All endpoints require a Bearer token in Authorization and your X-Tenant-Id. See Authentication for how to mint one.

Common tasks

I'm onboarding a new tenant — what should I configure first?

Set the display name and legal name under Organization Profile.
Upload a logo so customer-facing T&Cs render with your branding.
Pick the default currency that matches your primary market.
If you bill agentic APIs, click Seed Defaults in the Provider Cost Registry, then edit each row to match your contracted rates.
Click Load Defaults under Data Retention to start with industry-standard policies; adjust later.
Skim Billing Entities to confirm the default issuing entity matches your operating jurisdiction.

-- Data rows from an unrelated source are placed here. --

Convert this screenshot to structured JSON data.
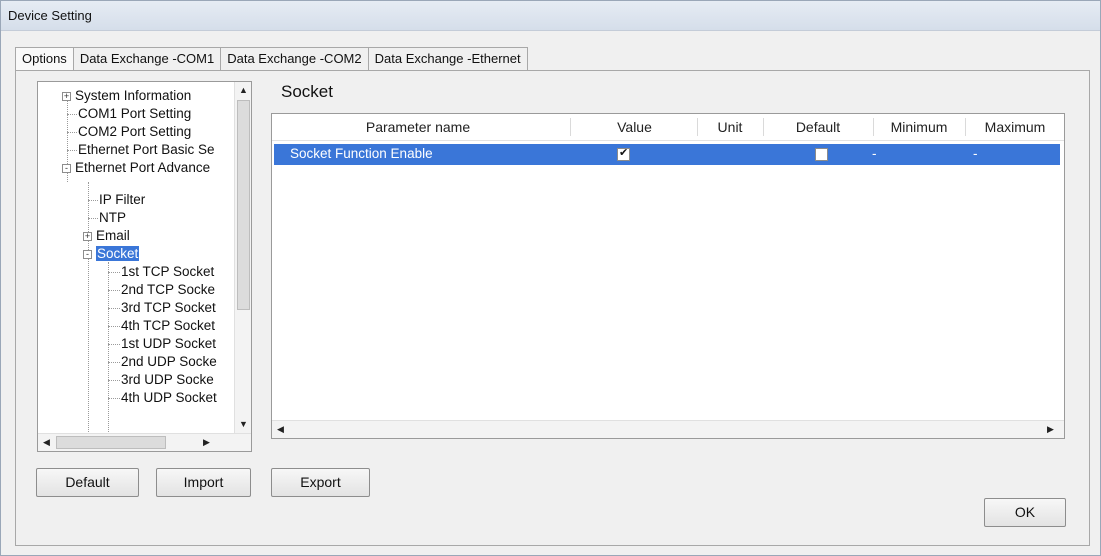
{
  "window": {
    "title": "Device Setting"
  },
  "tabs": [
    "Options",
    "Data Exchange -COM1",
    "Data Exchange -COM2",
    "Data Exchange -Ethernet"
  ],
  "tree": {
    "items": [
      {
        "label": "System Information",
        "expander": "+"
      },
      {
        "label": "COM1 Port Setting"
      },
      {
        "label": "COM2 Port Setting"
      },
      {
        "label": "Ethernet Port Basic Se"
      },
      {
        "label": "Ethernet Port Advance",
        "expander": "-"
      },
      {
        "label": "IP Filter"
      },
      {
        "label": "NTP"
      },
      {
        "label": "Email",
        "expander": "+"
      },
      {
        "label": "Socket",
        "expander": "-",
        "selected": true
      },
      {
        "label": "1st TCP Socket"
      },
      {
        "label": "2nd TCP Socke"
      },
      {
        "label": "3rd TCP Socket"
      },
      {
        "label": "4th TCP Socket"
      },
      {
        "label": "1st UDP Socket"
      },
      {
        "label": "2nd UDP Socke"
      },
      {
        "label": "3rd UDP Socke"
      },
      {
        "label": "4th UDP Socket"
      }
    ]
  },
  "panel": {
    "title": "Socket",
    "columns": [
      "Parameter name",
      "Value",
      "Unit",
      "Default",
      "Minimum",
      "Maximum"
    ],
    "rows": [
      {
        "name": "Socket Function Enable",
        "value_checked": true,
        "unit": "",
        "default_checked": false,
        "minimum": "-",
        "maximum": "-"
      }
    ]
  },
  "buttons": {
    "default": "Default",
    "import": "Import",
    "export": "Export",
    "ok": "OK"
  },
  "colors": {
    "selection": "#3a76d8"
  }
}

My team uses multiple currencies. Which should I pick as the default? Pick the currency you use for the majority of new rate cards. The dropdown in the Rate Card wizard always lets you override it per artifact. If you operate distinct subsidiaries (US Inc., Acme EU GmbH, …), set each up as its own Billing Entity with its own base currency — that's the supported pattern for multi-currency operation.

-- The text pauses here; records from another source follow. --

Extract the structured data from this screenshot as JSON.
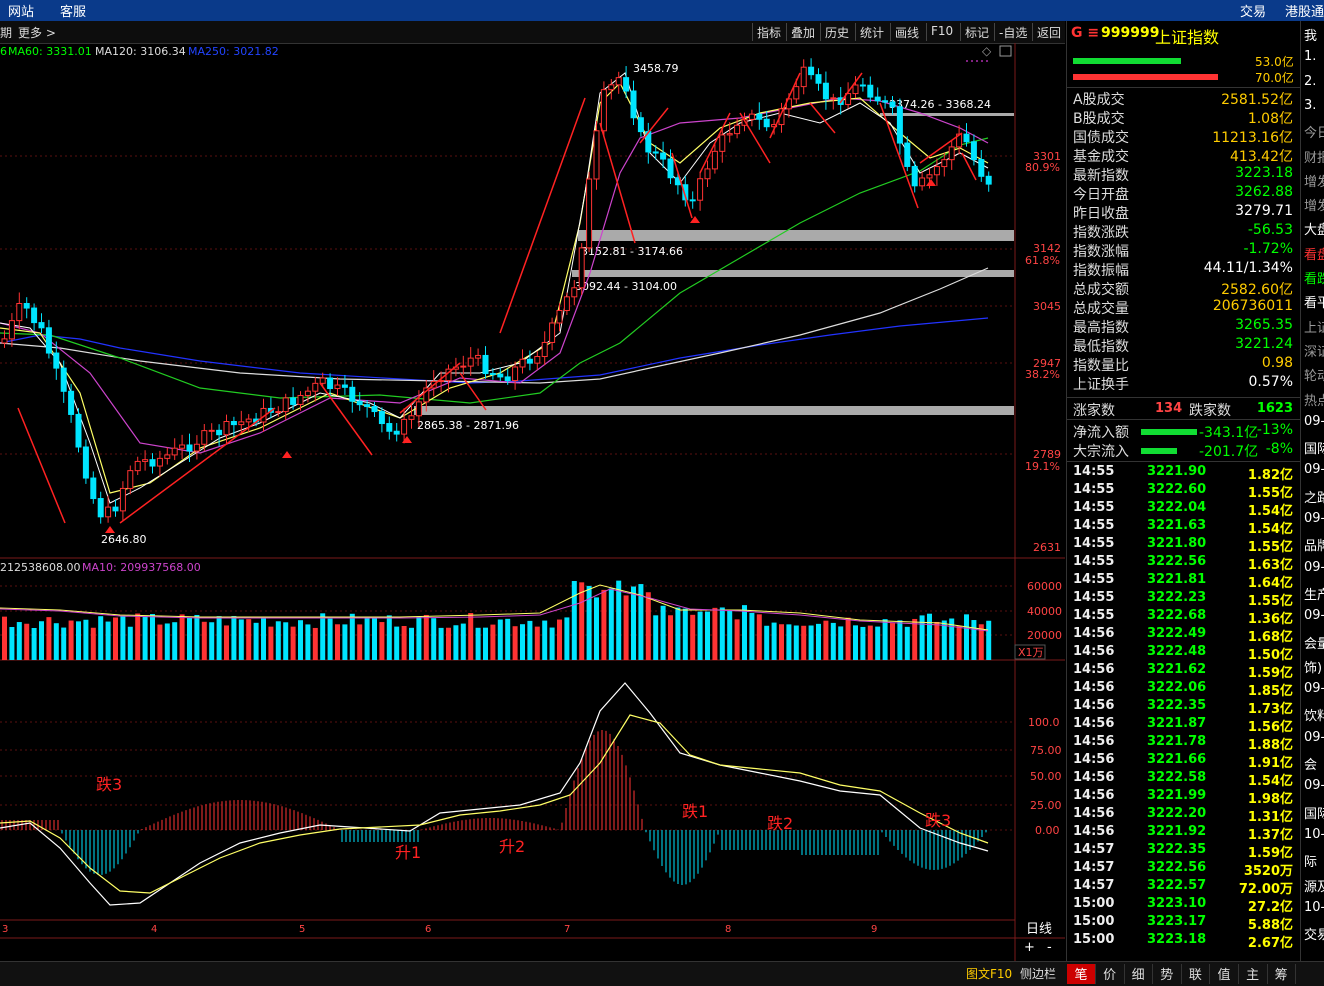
{
  "topbar": {
    "left_items": [
      "网站",
      "客服"
    ],
    "right_items": [
      "交易",
      "港股通"
    ]
  },
  "toolbar": {
    "left_label": "期",
    "more_label": "更多 >",
    "buttons": [
      "指标",
      "叠加",
      "历史",
      "统计",
      "画线",
      "F10",
      "标记",
      "-自选",
      "返回"
    ]
  },
  "ma_legend": {
    "lead": "6",
    "ma60": "MA60: 3331.01",
    "ma120": "MA120: 3106.34",
    "ma250": "MA250: 3021.82"
  },
  "vol_legend": {
    "vol": "212538608.00",
    "ma10": "MA10: 209937568.00"
  },
  "price_axis": [
    {
      "label": "3301",
      "sub": "80.9%"
    },
    {
      "label": "3142",
      "sub": "61.8%"
    },
    {
      "label": "3045",
      "sub": ""
    },
    {
      "label": "2947",
      "sub": "38.2%"
    },
    {
      "label": "2789",
      "sub": "19.1%"
    },
    {
      "label": "2631",
      "sub": ""
    }
  ],
  "vol_axis": [
    "60000",
    "40000",
    "20000",
    "X1万"
  ],
  "macd_axis": [
    "100.0",
    "75.00",
    "50.00",
    "25.00",
    "0.00"
  ],
  "date_axis": [
    "3",
    "4",
    "5",
    "6",
    "7",
    "8",
    "9"
  ],
  "annotations": {
    "high": "3458.79",
    "low": "2646.80",
    "zone1": "3374.26 - 3368.24",
    "zone2": "3152.81 - 3174.66",
    "zone3": "3092.44 - 3104.00",
    "zone4": "2865.38 - 2871.96"
  },
  "macd_labels": [
    "跌3",
    "升1",
    "升2",
    "跌1",
    "跌2",
    "跌3"
  ],
  "period_label": "日线",
  "plus_minus": [
    "+",
    "-",
    "×"
  ],
  "colors": {
    "up": "#ff3333",
    "down": "#00e5ff",
    "accent": "#ffcc00",
    "green": "#00ff00"
  },
  "right_panel": {
    "code_prefix": "G ≡",
    "code": "999999",
    "name": "上证指数",
    "bar1": "53.0亿",
    "bar2": "70.0亿",
    "quotes": [
      {
        "label": "A股成交",
        "value": "2581.52亿",
        "color": "#ffcc00"
      },
      {
        "label": "B股成交",
        "value": "1.08亿",
        "color": "#ffcc00"
      },
      {
        "label": "国债成交",
        "value": "11213.16亿",
        "color": "#ffcc00"
      },
      {
        "label": "基金成交",
        "value": "413.42亿",
        "color": "#ffcc00"
      },
      {
        "label": "最新指数",
        "value": "3223.18",
        "color": "#00ff00"
      },
      {
        "label": "今日开盘",
        "value": "3262.88",
        "color": "#00ff00"
      },
      {
        "label": "昨日收盘",
        "value": "3279.71",
        "color": "#ffffff"
      },
      {
        "label": "指数涨跌",
        "value": "-56.53",
        "color": "#00ff00"
      },
      {
        "label": "指数涨幅",
        "value": "-1.72%",
        "color": "#00ff00"
      },
      {
        "label": "指数振幅",
        "value": "44.11/1.34%",
        "color": "#ffffff"
      },
      {
        "label": "总成交额",
        "value": "2582.60亿",
        "color": "#ffcc00"
      },
      {
        "label": "总成交量",
        "value": "206736011",
        "color": "#ffcc00"
      },
      {
        "label": "最高指数",
        "value": "3265.35",
        "color": "#00ff00"
      },
      {
        "label": "最低指数",
        "value": "3221.24",
        "color": "#00ff00"
      },
      {
        "label": "指数量比",
        "value": "0.98",
        "color": "#ffcc00"
      },
      {
        "label": "上证换手",
        "value": "0.57%",
        "color": "#ffffff"
      }
    ],
    "up_label": "涨家数",
    "up_count": "134",
    "down_label": "跌家数",
    "down_count": "1623",
    "flow": [
      {
        "label": "净流入额",
        "value": "-343.1亿",
        "pct": "-13%"
      },
      {
        "label": "大宗流入",
        "value": "-201.7亿",
        "pct": "-8%"
      }
    ],
    "ticks": [
      {
        "t": "14:55",
        "p": "3221.90",
        "v": "1.82亿"
      },
      {
        "t": "14:55",
        "p": "3222.60",
        "v": "1.55亿"
      },
      {
        "t": "14:55",
        "p": "3222.04",
        "v": "1.54亿"
      },
      {
        "t": "14:55",
        "p": "3221.63",
        "v": "1.54亿"
      },
      {
        "t": "14:55",
        "p": "3221.80",
        "v": "1.55亿"
      },
      {
        "t": "14:55",
        "p": "3222.56",
        "v": "1.63亿"
      },
      {
        "t": "14:55",
        "p": "3221.81",
        "v": "1.64亿"
      },
      {
        "t": "14:55",
        "p": "3222.23",
        "v": "1.55亿"
      },
      {
        "t": "14:55",
        "p": "3222.68",
        "v": "1.36亿"
      },
      {
        "t": "14:56",
        "p": "3222.49",
        "v": "1.68亿"
      },
      {
        "t": "14:56",
        "p": "3222.48",
        "v": "1.50亿"
      },
      {
        "t": "14:56",
        "p": "3221.62",
        "v": "1.59亿"
      },
      {
        "t": "14:56",
        "p": "3222.06",
        "v": "1.85亿"
      },
      {
        "t": "14:56",
        "p": "3222.35",
        "v": "1.73亿"
      },
      {
        "t": "14:56",
        "p": "3221.87",
        "v": "1.56亿"
      },
      {
        "t": "14:56",
        "p": "3221.78",
        "v": "1.88亿"
      },
      {
        "t": "14:56",
        "p": "3221.66",
        "v": "1.91亿"
      },
      {
        "t": "14:56",
        "p": "3222.58",
        "v": "1.54亿"
      },
      {
        "t": "14:56",
        "p": "3221.99",
        "v": "1.98亿"
      },
      {
        "t": "14:56",
        "p": "3222.20",
        "v": "1.31亿"
      },
      {
        "t": "14:56",
        "p": "3221.92",
        "v": "1.37亿"
      },
      {
        "t": "14:57",
        "p": "3222.35",
        "v": "1.59亿"
      },
      {
        "t": "14:57",
        "p": "3222.56",
        "v": "3520万"
      },
      {
        "t": "14:57",
        "p": "3222.57",
        "v": "72.00万"
      },
      {
        "t": "15:00",
        "p": "3223.10",
        "v": "27.2亿"
      },
      {
        "t": "15:00",
        "p": "3223.17",
        "v": "5.88亿"
      },
      {
        "t": "15:00",
        "p": "3223.18",
        "v": "2.67亿"
      }
    ],
    "tabs": [
      "笔",
      "价",
      "细",
      "势",
      "联",
      "值",
      "主",
      "筹"
    ]
  },
  "far_column": [
    {
      "text": "我",
      "color": "#fff"
    },
    {
      "text": "1.",
      "color": "#fff"
    },
    {
      "text": "2.",
      "color": "#fff"
    },
    {
      "text": "3.",
      "color": "#fff"
    },
    {
      "text": "今日",
      "color": "#999"
    },
    {
      "text": "财报",
      "color": "#999"
    },
    {
      "text": "增发",
      "color": "#999"
    },
    {
      "text": "增发",
      "color": "#999"
    },
    {
      "text": "大盘",
      "color": "#fff"
    },
    {
      "text": "看盘",
      "color": "#f33"
    },
    {
      "text": "看跌",
      "color": "#0f0"
    },
    {
      "text": "看平",
      "color": "#fff"
    },
    {
      "text": "上证",
      "color": "#999"
    },
    {
      "text": "深证",
      "color": "#999"
    },
    {
      "text": "轮动",
      "color": "#999"
    },
    {
      "text": "热点",
      "color": "#999"
    },
    {
      "text": "09-",
      "color": "#fff"
    },
    {
      "text": "国际",
      "color": "#fff"
    },
    {
      "text": "09-",
      "color": "#fff"
    },
    {
      "text": "之路",
      "color": "#fff"
    },
    {
      "text": "09-",
      "color": "#fff"
    },
    {
      "text": "品牌",
      "color": "#fff"
    },
    {
      "text": "09-",
      "color": "#fff"
    },
    {
      "text": "生产",
      "color": "#fff"
    },
    {
      "text": "09-",
      "color": "#fff"
    },
    {
      "text": "会量",
      "color": "#fff"
    },
    {
      "text": "饰)",
      "color": "#fff"
    },
    {
      "text": "09-",
      "color": "#fff"
    },
    {
      "text": "饮料",
      "color": "#fff"
    },
    {
      "text": "09-",
      "color": "#fff"
    },
    {
      "text": "会",
      "color": "#fff"
    },
    {
      "text": "09-",
      "color": "#fff"
    },
    {
      "text": "国际",
      "color": "#fff"
    },
    {
      "text": "10-",
      "color": "#fff"
    },
    {
      "text": "际",
      "color": "#fff"
    },
    {
      "text": "源及",
      "color": "#fff"
    },
    {
      "text": "10-",
      "color": "#fff"
    },
    {
      "text": "交易",
      "color": "#fff"
    }
  ],
  "bottom_buttons": [
    "图文F10",
    "侧边栏"
  ]
}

Where's the audit log? Admin Panel → Audit Log (in the tenant popover, not on the Settings page itself). It records every change to fields on the Settings page, plus member invites, API key creation, SSO config, and SCIM token mints.

I changed my logo and customers still see the old one. The org logo is uploaded as a base64 data URL embedded in the settings response, so there's no CDN cache to bust. Hard-refresh the customer portal once (Cmd+Shift+R / Ctrl+Shift+R). If the issue persists, check the Enforcement Log under Data Retention — if a recent retention run archived a stale config, restore it.